Diyanet İşleri Başkanı Prof. Dr. Ali Erbaş, Vav Tv’de canlı yayınlanan "Sahur Sevinci" programına katıldı.
Programda, depremlerden sonra yapılan yardımlar ve arama kurtarma çalışmalarına değinen Başkan Erbaş, "Ülkemiz gerçekten çok büyük bir ülke ve milletimiz büyük bir millet. Sıkıntılı ve zor zamanlarında devletimizin, ülkemizin, milletimizin yüceliğini daha fazla görüyoruz. ‘Necip milletimiz’ ifadesini boşuna kullanmıyoruz. Dolayısıyla tabii bu yüceliğini inancından alıyor milletimiz ve bizim inancımız İslam. İslam medeniyeti adeta bir kardeşlik ve yardımlaşma medeniyetidir." dedi.
"350 bin depremzede vatandaşımızı camilerde misafir ettik"
Başkan Erbaş, Diyanet İşleri Başkanlığı ve Türkiye Diyanet Vakfının depremin olduğu ilk andan itibaren depremzedelerin yardıma koştuğunu belirterek, "İlk günlerde hasarsız camileri ve Kur’an kurslarını açıp 350 bin kadar depremzede kardeşimizi buralarda misafir ettik. Deprem bölgesine şu ana kadar 2 bin tıra yakın yardım malzemesini ulaştırdık ve yardımlar devam ediyor." diye konuştu.
"İnsan haklarının ihlal edildiği bir yer gösterin denilse ilk akla gelen yer Filistin’dir"
Kudüs’ün bütün Müslümanlar için mübarek olduğuna işaret eden Başkan Erbaş, şunları söyledi:
"Müslümanlar olarak Kudüs’te yaşanan hadiselere anında tepki veriyoruz.
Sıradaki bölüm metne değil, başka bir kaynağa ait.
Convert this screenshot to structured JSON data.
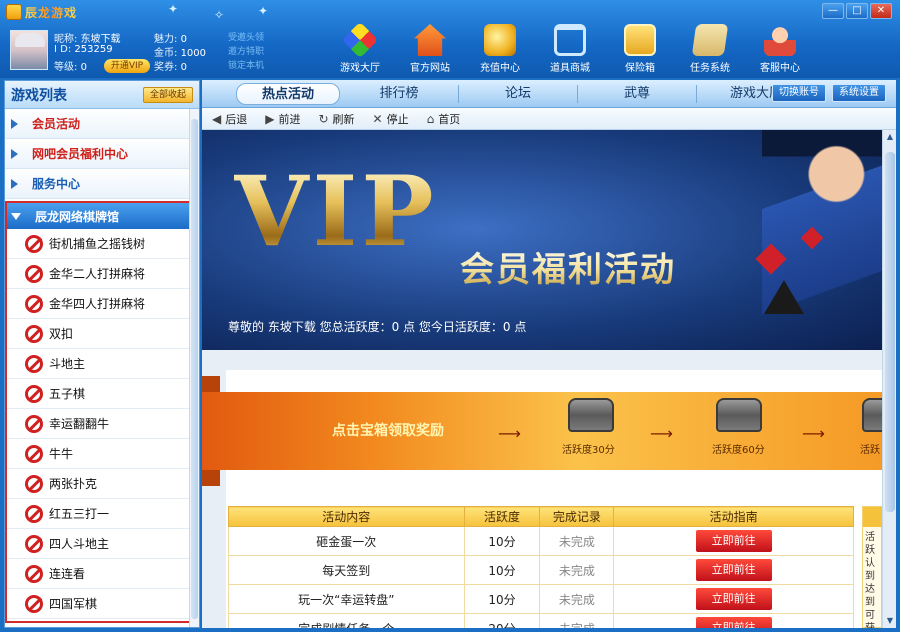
{
  "app": {
    "title": "辰龙游戏"
  },
  "window": {
    "min": "—",
    "max": "□",
    "close": "✕"
  },
  "user": {
    "nick_label": "昵称:",
    "nick": "东坡下载",
    "id_label": "I D:",
    "id": "253259",
    "level_label": "等级:",
    "level": "0",
    "charm_label": "魅力:",
    "charm": "0",
    "gold_label": "金币:",
    "gold": "1000",
    "ticket_label": "奖券:",
    "ticket": "0",
    "vip_button": "开通VIP",
    "link1": "受邀头领",
    "link2": "邀方特职",
    "link3": "锁定本机"
  },
  "toolbar": [
    {
      "label": "游戏大厅",
      "icon": "cube-icon"
    },
    {
      "label": "官方网站",
      "icon": "house-icon"
    },
    {
      "label": "充值中心",
      "icon": "coin-icon"
    },
    {
      "label": "道具商城",
      "icon": "cart-icon"
    },
    {
      "label": "保险箱",
      "icon": "safe-icon"
    },
    {
      "label": "任务系统",
      "icon": "task-icon"
    },
    {
      "label": "客服中心",
      "icon": "customer-service-icon"
    }
  ],
  "sidebar": {
    "title": "游戏列表",
    "collapse_label": "全部收起",
    "sections": [
      "会员活动",
      "网吧会员福利中心",
      "服务中心"
    ],
    "group": "辰龙网络棋牌馆",
    "games": [
      "街机捕鱼之摇钱树",
      "金华二人打拼麻将",
      "金华四人打拼麻将",
      "双扣",
      "斗地主",
      "五子棋",
      "幸运翻翻牛",
      "牛牛",
      "两张扑克",
      "红五三打一",
      "四人斗地主",
      "连连看",
      "四国军棋"
    ]
  },
  "tabs": [
    "热点活动",
    "排行榜",
    "论坛",
    "武尊",
    "游戏大厅"
  ],
  "tab_buttons": {
    "switch_account": "切换账号",
    "settings": "系统设置"
  },
  "nav": {
    "back": "后退",
    "forward": "前进",
    "refresh": "刷新",
    "stop": "停止",
    "home": "首页"
  },
  "banner": {
    "vip": "VIP",
    "subtitle": "会员福利活动",
    "greeting": "尊敬的 东坡下载 您总活跃度：0 点 您今日活跃度：0 点"
  },
  "reward": {
    "prompt": "点击宝箱领取奖励",
    "chests": [
      "活跃度30分",
      "活跃度60分",
      "活跃"
    ]
  },
  "activity_table": {
    "headers": [
      "活动内容",
      "活跃度",
      "完成记录",
      "活动指南"
    ],
    "rows": [
      {
        "content": "砸金蛋一次",
        "points": "10分",
        "status": "未完成",
        "action": "立即前往"
      },
      {
        "content": "每天签到",
        "points": "10分",
        "status": "未完成",
        "action": "立即前往"
      },
      {
        "content": "玩一次“幸运转盘”",
        "points": "10分",
        "status": "未完成",
        "action": "立即前往"
      },
      {
        "content": "完成剧情任务一个",
        "points": "20分",
        "status": "未完成",
        "action": "立即前往"
      }
    ],
    "side_note": "活跃认到达到可获金币"
  }
}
Bütün insanlığı orada yapılan zulmün son bulması için harekete geçirme noktasında elimizden gelen gayreti göstermemiz lazım. İnsan haklarının her gün belki de her saat ihlal edildiği dünyada bir yer gösterin denilse ilk akla gelen Kudüs, Filistin, Gazze’dir. Bütün Müslümanların yüreğinde bu kadar önemli bir yeri olan Mescid-i Aksa gözümüzün önünde Müslümanların darp edildiği, çeşitli şekillerde zulümlerin yapıldığı bir yer olduğu için her zaman yüreğimiz yanıyor. Tepkimizi bir şekilde gösteriyoruz ve göstermeye de devam edeceğiz inşallah."
"Bir başkasının değerlerine saldırmak insan hakkı olarak kabul edilemez"
Başkan Erbaş, Danimarka ve İsveç’te Kur’an-ı Kerim’e yönelik yapılan saldırılara da değinerek, "Bu bir insan hakkı veya bir özgürlük değildir. Yani bir başkasının değerlerine saldırmak insan hakkı olarak kabul edilemez. Öyle olursa herkes birbirinin değerine saldırabilir, hakaret edebilir ve bu dünyada terörü, anarşiyi ortaya çıkarır. İnsanların sinir uçlarıyla oynamak barışı ortadan kaldırır, terörü destekler ve bir kaos ortamı oluşturur." açıklamalarında bulundu.